UNITED STATES: The US will “never, never, never” recognise Russia’s attempt to annex territory in Ukraine, President Joe Biden has said.
The ongoing Russia-Ukraine crisis has escalated to the point where there are now talks of what some say is an illegal and forceful unification of Ukraine’s four critical regions, including Luhansk, Donetsk, Zaporizhzhia, and Kherson, into the Russian mainframe.
Amid controversial debates around coerced and “sham” Russian referendums to annex these territories and combine them into Russia, Biden’s comment becomes a direct challenge to Russian influence.
Biden was speaking ahead of a speech on Friday from Vladimir Putin, who is due to declare that the four occupied Ukrainian regions will join Russia.
Apparently, as per Kremlin information, the four regions backed annexation in five-day referendums.
The ballot in these occupied regions has been widely condemned on the global stage as a “sham” and “show trial.”
The US will impose new sanctions on Russia as a result of the annexation.
“The United States, I want to be very clear about this, will never, never, never recognise Russia’s claims on Ukraine’s sovereign territory,” Biden said.
On Thursday, the Russian president signed two decrees recognising Zaporizhzhia and Kherson as two independent territories, paving the way for them to be annexed.
As per Russian state media, the documents are legitimate and valid as the territories can be recognised in accordance with international law and “enshrined in the Charter of the United Nations.”
However, UN Secretary-General António Guterres has said any annexation of a country’s territory based on the use of force violates the UN Charter and international law. “It is a dangerous escalation that has no place in the modern,” he said.
Ukrainian President Volodymyr Zelensky is now in hot water as he carefully decides what his next step will be and how to respond to critical questions at an emergency meeting of his national security and defence council on Friday.
Council Secretary Oleksiy Danilov said “important, fundamental decisions for our country” would be taken but gave no details.
None of the four occupied regions that Russia aims to incorporate are fully under its control.

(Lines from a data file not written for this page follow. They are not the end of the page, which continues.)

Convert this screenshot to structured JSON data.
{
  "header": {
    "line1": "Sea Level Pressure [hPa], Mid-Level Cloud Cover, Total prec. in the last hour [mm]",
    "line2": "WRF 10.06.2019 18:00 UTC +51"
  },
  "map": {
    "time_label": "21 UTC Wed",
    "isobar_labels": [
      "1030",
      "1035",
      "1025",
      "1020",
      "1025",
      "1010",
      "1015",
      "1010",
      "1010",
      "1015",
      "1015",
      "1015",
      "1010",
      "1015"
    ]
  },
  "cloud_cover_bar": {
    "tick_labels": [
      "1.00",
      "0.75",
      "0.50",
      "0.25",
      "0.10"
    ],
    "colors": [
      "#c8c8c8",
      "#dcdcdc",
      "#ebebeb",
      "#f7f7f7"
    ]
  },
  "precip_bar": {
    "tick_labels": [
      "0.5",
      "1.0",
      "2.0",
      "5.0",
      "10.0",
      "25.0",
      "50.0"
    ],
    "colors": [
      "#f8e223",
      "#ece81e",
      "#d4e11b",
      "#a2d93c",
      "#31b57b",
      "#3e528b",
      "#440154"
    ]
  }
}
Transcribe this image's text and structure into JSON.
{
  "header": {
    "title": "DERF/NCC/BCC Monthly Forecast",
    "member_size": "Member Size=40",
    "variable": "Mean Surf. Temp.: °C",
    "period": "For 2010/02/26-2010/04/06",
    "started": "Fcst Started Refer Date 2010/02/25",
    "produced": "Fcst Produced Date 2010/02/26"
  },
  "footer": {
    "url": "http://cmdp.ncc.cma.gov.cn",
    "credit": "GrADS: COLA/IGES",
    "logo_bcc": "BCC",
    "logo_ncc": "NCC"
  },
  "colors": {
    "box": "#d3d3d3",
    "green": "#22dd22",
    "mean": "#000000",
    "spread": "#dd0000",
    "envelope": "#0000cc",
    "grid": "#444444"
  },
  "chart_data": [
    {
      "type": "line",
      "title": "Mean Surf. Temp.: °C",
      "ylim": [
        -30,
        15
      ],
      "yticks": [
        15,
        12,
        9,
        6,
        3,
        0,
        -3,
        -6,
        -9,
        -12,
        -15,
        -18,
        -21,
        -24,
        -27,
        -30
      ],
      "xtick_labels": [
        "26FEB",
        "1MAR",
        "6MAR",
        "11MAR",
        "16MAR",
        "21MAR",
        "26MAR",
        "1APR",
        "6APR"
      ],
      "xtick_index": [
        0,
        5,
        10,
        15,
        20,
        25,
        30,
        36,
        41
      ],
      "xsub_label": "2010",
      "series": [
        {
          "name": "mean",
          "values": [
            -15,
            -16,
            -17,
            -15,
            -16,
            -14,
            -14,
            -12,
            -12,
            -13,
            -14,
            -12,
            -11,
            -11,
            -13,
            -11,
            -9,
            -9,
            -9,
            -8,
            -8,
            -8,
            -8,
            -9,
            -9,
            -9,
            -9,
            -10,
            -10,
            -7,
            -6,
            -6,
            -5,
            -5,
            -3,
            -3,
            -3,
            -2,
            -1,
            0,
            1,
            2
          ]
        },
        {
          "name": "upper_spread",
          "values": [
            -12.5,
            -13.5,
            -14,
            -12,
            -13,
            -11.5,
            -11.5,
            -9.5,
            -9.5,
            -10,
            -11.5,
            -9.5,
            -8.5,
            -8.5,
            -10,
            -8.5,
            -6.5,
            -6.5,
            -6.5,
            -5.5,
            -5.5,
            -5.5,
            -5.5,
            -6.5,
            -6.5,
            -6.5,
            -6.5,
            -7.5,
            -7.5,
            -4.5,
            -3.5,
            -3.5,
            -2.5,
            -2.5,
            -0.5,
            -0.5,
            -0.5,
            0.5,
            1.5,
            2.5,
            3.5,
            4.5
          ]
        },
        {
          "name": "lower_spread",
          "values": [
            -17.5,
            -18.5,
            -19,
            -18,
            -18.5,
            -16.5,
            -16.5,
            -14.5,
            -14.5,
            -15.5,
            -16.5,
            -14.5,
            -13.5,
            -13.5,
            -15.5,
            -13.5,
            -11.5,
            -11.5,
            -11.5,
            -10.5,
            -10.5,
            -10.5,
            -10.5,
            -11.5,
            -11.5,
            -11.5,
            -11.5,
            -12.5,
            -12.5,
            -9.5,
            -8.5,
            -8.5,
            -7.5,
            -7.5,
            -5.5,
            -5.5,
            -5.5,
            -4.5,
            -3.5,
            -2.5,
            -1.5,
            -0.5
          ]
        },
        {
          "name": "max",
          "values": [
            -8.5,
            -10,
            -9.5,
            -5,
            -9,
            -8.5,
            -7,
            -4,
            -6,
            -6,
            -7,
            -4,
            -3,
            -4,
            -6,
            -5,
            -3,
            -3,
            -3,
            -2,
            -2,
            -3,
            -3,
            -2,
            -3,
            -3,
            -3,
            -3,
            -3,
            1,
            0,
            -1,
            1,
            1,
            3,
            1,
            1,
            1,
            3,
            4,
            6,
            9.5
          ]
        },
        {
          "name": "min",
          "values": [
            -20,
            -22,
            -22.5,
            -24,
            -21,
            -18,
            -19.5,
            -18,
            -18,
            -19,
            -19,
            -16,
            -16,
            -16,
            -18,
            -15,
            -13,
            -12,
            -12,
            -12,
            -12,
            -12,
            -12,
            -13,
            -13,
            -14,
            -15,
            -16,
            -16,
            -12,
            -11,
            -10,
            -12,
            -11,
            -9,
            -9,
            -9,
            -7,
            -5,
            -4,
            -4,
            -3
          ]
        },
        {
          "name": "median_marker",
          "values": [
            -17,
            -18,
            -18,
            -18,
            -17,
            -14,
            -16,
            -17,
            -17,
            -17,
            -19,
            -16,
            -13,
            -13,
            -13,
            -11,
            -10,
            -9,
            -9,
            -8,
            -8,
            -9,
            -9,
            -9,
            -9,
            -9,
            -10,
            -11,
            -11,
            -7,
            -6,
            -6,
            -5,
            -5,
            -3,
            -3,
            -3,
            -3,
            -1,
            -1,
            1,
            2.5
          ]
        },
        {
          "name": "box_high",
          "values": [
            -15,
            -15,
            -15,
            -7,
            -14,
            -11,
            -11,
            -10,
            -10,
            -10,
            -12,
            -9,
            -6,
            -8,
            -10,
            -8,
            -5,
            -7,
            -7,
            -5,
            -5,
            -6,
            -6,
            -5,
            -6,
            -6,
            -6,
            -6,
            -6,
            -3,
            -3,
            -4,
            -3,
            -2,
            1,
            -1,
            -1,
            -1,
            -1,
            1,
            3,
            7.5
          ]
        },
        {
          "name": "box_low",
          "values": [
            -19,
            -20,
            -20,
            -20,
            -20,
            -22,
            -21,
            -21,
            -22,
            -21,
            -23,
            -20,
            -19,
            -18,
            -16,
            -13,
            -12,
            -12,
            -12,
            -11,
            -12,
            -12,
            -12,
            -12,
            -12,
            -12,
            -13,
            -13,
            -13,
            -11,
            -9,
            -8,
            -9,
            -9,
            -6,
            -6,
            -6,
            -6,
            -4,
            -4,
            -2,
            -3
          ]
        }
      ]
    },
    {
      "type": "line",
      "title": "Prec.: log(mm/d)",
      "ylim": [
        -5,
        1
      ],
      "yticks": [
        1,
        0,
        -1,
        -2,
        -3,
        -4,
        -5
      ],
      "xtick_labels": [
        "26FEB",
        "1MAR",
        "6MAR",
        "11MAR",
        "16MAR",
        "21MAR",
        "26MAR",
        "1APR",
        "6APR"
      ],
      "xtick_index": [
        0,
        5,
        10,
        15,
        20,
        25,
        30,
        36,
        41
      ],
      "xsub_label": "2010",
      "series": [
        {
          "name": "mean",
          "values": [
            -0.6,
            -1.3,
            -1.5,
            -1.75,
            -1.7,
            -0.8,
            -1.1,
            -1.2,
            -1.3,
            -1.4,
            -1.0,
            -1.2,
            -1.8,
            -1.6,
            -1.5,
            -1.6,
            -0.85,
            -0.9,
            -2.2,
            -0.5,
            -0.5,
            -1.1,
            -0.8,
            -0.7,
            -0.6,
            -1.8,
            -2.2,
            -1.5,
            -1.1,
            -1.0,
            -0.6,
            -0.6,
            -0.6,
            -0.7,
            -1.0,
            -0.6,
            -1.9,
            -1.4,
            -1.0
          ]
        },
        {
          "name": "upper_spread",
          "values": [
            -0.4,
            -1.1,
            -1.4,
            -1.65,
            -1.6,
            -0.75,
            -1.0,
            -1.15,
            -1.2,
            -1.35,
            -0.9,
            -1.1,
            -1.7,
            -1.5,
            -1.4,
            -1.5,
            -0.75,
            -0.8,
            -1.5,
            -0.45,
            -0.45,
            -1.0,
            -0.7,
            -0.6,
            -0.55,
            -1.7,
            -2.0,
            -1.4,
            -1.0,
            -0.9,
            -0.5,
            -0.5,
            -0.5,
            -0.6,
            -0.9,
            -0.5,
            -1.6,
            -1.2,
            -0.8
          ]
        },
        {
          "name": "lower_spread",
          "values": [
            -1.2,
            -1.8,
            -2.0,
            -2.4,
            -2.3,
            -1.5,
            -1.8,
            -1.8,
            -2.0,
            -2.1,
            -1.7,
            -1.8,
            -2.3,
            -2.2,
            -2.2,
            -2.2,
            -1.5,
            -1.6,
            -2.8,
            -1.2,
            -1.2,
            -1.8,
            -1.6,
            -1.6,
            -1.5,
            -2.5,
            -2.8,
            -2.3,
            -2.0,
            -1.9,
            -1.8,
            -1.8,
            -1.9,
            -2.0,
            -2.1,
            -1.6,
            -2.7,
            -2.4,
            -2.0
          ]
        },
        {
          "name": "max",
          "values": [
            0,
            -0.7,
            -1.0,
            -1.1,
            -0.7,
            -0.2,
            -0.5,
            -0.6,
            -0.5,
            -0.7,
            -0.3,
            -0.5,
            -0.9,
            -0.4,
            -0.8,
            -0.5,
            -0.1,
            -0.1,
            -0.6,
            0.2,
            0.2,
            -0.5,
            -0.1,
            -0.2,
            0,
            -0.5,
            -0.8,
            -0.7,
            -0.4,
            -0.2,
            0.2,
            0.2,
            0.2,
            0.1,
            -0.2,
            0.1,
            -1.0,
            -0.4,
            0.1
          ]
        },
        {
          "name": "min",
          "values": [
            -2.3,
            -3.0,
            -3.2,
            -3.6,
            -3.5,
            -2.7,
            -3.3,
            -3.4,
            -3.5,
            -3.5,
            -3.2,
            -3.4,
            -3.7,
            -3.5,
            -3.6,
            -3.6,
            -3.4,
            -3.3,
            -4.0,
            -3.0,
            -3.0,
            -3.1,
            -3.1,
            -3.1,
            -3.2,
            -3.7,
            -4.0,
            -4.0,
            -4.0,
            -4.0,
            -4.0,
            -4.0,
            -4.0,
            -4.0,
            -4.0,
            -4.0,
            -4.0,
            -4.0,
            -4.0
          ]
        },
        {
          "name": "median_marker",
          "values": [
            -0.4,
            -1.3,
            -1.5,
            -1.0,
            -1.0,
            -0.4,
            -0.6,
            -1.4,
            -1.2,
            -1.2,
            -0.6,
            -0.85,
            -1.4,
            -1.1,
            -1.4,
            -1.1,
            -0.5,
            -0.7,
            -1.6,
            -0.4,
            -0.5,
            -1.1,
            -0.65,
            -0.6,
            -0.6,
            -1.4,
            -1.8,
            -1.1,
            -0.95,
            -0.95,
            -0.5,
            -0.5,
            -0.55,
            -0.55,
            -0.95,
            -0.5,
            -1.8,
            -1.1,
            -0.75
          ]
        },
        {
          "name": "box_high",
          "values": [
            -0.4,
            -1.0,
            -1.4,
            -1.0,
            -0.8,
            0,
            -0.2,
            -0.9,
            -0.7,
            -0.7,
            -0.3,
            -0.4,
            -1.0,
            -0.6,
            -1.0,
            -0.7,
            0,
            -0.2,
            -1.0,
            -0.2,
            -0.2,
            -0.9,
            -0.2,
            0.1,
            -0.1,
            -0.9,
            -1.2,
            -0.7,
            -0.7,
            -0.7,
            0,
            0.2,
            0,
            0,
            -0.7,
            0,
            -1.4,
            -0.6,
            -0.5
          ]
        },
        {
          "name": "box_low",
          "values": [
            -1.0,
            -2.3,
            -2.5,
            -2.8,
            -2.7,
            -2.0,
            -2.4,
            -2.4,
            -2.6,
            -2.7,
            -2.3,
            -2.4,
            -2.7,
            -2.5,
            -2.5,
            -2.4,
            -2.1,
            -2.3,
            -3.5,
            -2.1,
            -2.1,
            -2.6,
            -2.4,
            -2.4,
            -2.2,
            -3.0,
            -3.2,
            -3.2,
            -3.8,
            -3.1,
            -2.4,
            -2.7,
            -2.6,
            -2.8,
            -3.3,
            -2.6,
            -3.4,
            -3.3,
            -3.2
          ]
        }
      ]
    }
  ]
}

It can only lay claim to 60% of Donetsk while Zaporizhzhia’s regional capital remains in Ukrainian hands.
As Ukrainians scrambled to get their relatives safely out of occupied areas of Zaporizhzhia, missiles hit a civilian convoy of cars on the outskirts of the main city.
The Ukrainian governor said 23 civilians had been killed and another 28 wounded in the Russian attack. Two lines of cars were hit, and the bodies of two women could be seen on the ground.
There are active front lines in all four regions, and Ukraine has successfully encompassed a strategically significant town in Donetsk that they lost during the summer. If Lyman falls, it would mark a dramatic setback for the Russian leader.
In a phone call with Putin, Turkey’s President Recep Tayyip Erdogan expressed his opposition to the planned annexation.
He urged his Russian counterpart to give up potential plans of full annexation and introduce peace talks with Ukraine, according to a spokesperson.
Previously, Turkey has brokered peace negotiations between Russia and Ukraine, which have resulted in a grain deal through the Black Sea.
Meanwhile, Moscow awaited the declaration of complete reunification of these four regions with Russia by setting up giant video screens in the Red Square, with huge banners saying, “Donetsk, Luhansk, Zaporizhzhia, and Kherson.”
The coerced amalgamation is a repetition of Russia’s annexation of the southern Crimean Peninsula in 2014, which also followed a discredited referendum. That annexation has never been recognised by the vast majority of the international community, and nor will this one.
Regardless of the West’s condemnation, Russia’s two houses of parliament are set to ratify the move next week.
Putin is hoping that at least partial annexation of parts of Ukraine will be leveraged enough to argue that Russian territory is coming under attack from Western weapons, in the hope that some governments will halt their aid to Kyiv.
Meanwhile, Russia staged its “show trial” of five days of self-styled referendum across the four regions last week without prior notice.
While Russia claimed the voting was fair and resulted in a landslide victory in favour of joining Russia, there was no independent monitoring and rumours of forced ballots cast by anxious residents held at Russian gunpoint circulated.
President Volodymyr Zelensky said the “pseudo referendums” were worthless, and his adviser Mykhailo Podolyak called them “mass violence.”
“Imagine… there are tanks of the occupying army in people’s houses and apartments who haven’t yet left… military men with automatic weapons are putting them to their faces and saying “Vote!”